Las constantes marchas, manifestaciones y actos vandálicos protagonizados no sólo por integrantes del magisterio sino también por organizaciones sociales, debe obligar a la constante como permanente aplicación de la ley para hacer valer los derechos y garantías de los habitantes de esta capital que no tienen nada que ver en estos conflictos.
No sólo obligan a la restitución del Estado de Derecho, también a la aplicación puntual de la ley. Es necesario erradicar de tajo la impunidad con que muchos dirigentes de organizaciones actúan y sin temor a ser aprehendidos para rendir cuentas ante la justicia cometen todo tipo de ilícitos.
Esta situación que cada día irrita más a los oaxaqueños se debe combatir con la aplicación estricta de la ley, pues debido a la falta de su puntual ejercicio aumenta el descontento entre la población que demanda el respeto de sus garantías, las cuales en muchas ocasiones se conculcan por quienes trastocan el estado de derecho.
En un Estado de derecho, se fijan límites a la capacidad de acción de los órganos de gobierno y se establecen reglas que organizan la vida social y política de los ciudadanos sobre la base de la igualdad de derechos, al contrario de lo que sucede en las dictaduras, en las que una persona a cargo del poder político toma decisiones sin someterse a normas ni al control de otras instituciones públicas.
El gran reto vigente y que debe obligar a las autoridades estatales a redoblar esfuerzos también implica la aplicación estricta de la ley, pues la convivencia armónica de los oaxaqueños pasa inevitablemente por estas premisas que desde hace mucho se extraviaron.
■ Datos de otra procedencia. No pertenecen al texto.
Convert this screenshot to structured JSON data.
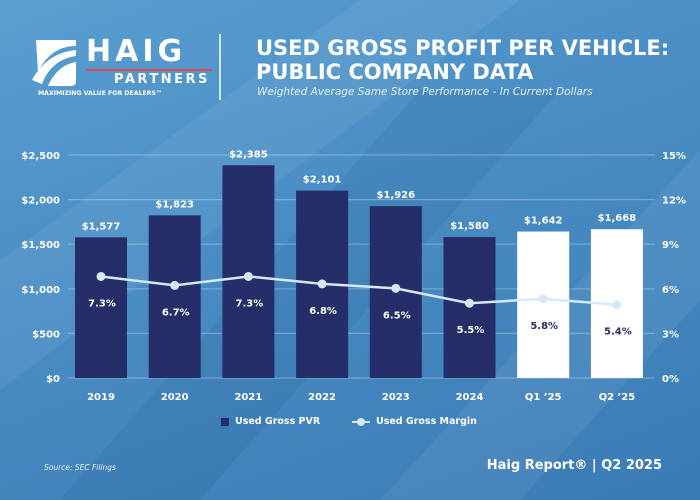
{
  "brand": {
    "name": "HAIG",
    "sub": "PARTNERS",
    "tagline": "MAXIMIZING VALUE FOR DEALERS™",
    "accent_color": "#e0474c"
  },
  "header": {
    "title_line1": "USED GROSS PROFIT PER VEHICLE:",
    "title_line2": "PUBLIC COMPANY DATA",
    "subtitle": "Weighted Average Same Store Performance - In Current Dollars"
  },
  "chart_data": {
    "type": "bar",
    "title": "Used Gross Profit Per Vehicle: Public Company Data",
    "subtitle": "Weighted Average Same Store Performance - In Current Dollars",
    "categories": [
      "2019",
      "2020",
      "2021",
      "2022",
      "2023",
      "2024",
      "Q1 ’25",
      "Q2 ’25"
    ],
    "series": [
      {
        "name": "Used Gross PVR",
        "type": "bar",
        "axis": "left",
        "values": [
          1577,
          1823,
          2385,
          2101,
          1926,
          1580,
          1642,
          1668
        ],
        "labels": [
          "$1,577",
          "$1,823",
          "$2,385",
          "$2,101",
          "$1,926",
          "$1,580",
          "$1,642",
          "$1,668"
        ],
        "color": "#252e68",
        "highlight_color": "#ffffff",
        "highlight_categories": [
          "Q1 ’25",
          "Q2 ’25"
        ]
      },
      {
        "name": "Used Gross Margin",
        "type": "line",
        "axis": "right",
        "values": [
          7.3,
          6.7,
          7.3,
          6.8,
          6.5,
          5.5,
          5.8,
          5.4
        ],
        "labels": [
          "7.3%",
          "6.7%",
          "7.3%",
          "6.8%",
          "6.5%",
          "5.5%",
          "5.8%",
          "5.4%"
        ],
        "color": "#d6e8fb"
      }
    ],
    "y_left": {
      "range": [
        0,
        2500
      ],
      "ticks": [
        0,
        500,
        1000,
        1500,
        2000,
        2500
      ],
      "tick_labels": [
        "$0",
        "$500",
        "$1,000",
        "$1,500",
        "$2,000",
        "$2,500"
      ]
    },
    "y_right": {
      "range": [
        0,
        15
      ],
      "ticks": [
        0,
        3,
        6,
        9,
        12,
        15
      ],
      "tick_labels": [
        "0%",
        "3%",
        "6%",
        "9%",
        "12%",
        "15%"
      ]
    },
    "grid": true,
    "legend": {
      "position": "bottom-center",
      "entries": [
        "Used Gross PVR",
        "Used Gross Margin"
      ]
    }
  },
  "footer": {
    "source": "Source: SEC Filings",
    "report": "Haig Report® | Q2 2025"
  }
}
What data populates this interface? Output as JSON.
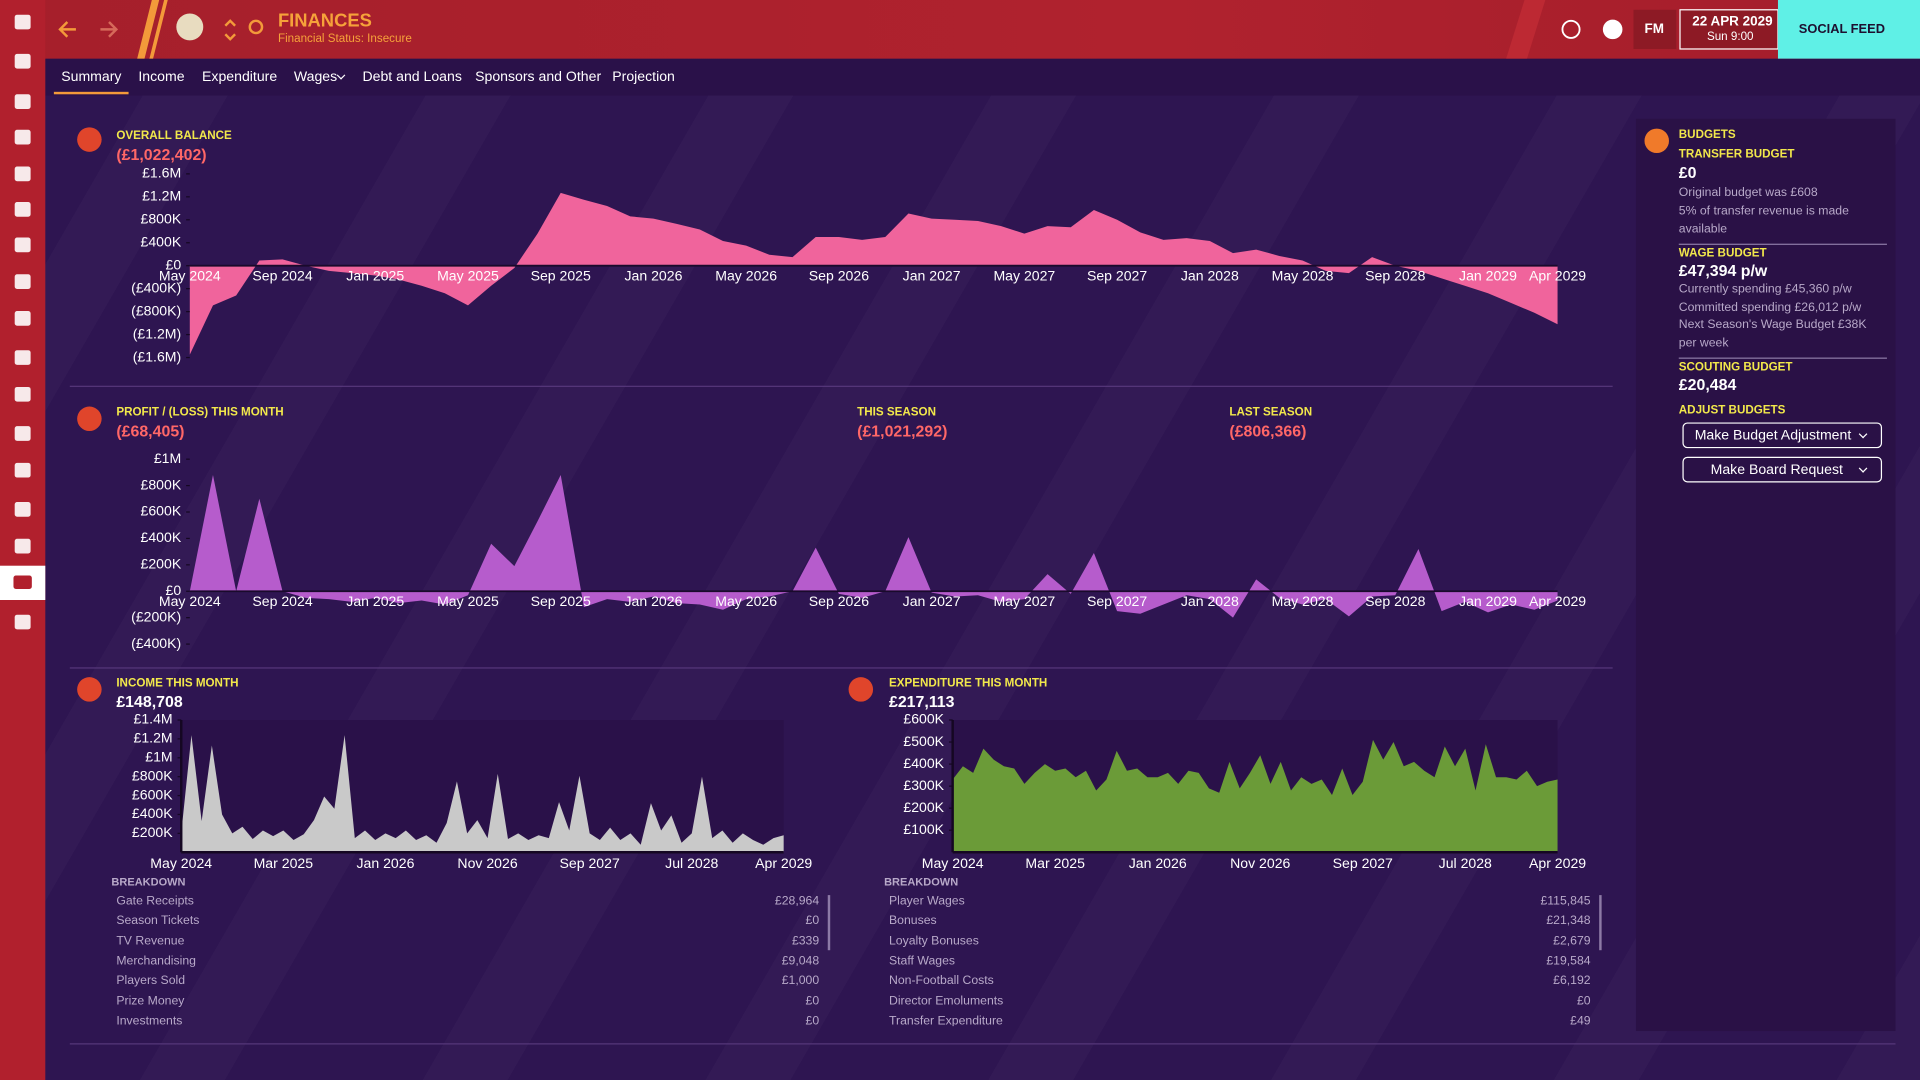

Además, se debe combatir la impunidad como un factor que alienta la actividad delictiva y, a su vez, descompone a las instituciones y al tejido social. El hecho de que no haya castigos o sanciones para los infractores motiva a éstos a seguir rompiendo las reglas e incita a otras personas a actuar de la misma manera.
Atención a indígenas
Agobiados por la desatención, aumentan las voces que demandan atender con mayor énfasis a los pueblos indígenas y cambiar el escenario para elevar la calidad de vida de sus habitantes. El Estado Mexicano como el Gobierno del Estado tienen el compromiso de mejorar las condiciones de bienestar social de las comunidades indígenas a partir de obras de infraestructura, electrificación y proyectos productivos, como parte de la estrategia de atención a poblaciones que viven en pobreza y pobreza extrema, pues no hacerlo provocará que sigan en el abandono.
Es indudable que la situación de descuido, desatención y falta de apoyo a las comunidades indígenas ha provocado que gran parte de esa población no cuente con oportunidades de educación, salud ni desarrollo. Y a pesar de que se pregonan políticas públicas para su atención, de los aproximadamente 15 millones de indígenas que viven en el país, la quinta parte presenta analfabetismo, la mitad no tiene acceso a servicio médico y el 40 por ciento vive en pobreza extrema.
A todo eso hay que agregar que el 35 por ciento de los municipios del país tiene clasificación de alta marginación, pero si se centra la atención en los 624 que cuentan con el 40 por ciento de la población indígena, el índice de alta y muy alta marginación se dispara hasta el 75 por ciento, mientras que en Oaxaca continuamos con los mismos esquemas que no ayudan a integrarlos al concierto del progreso y desarrollo.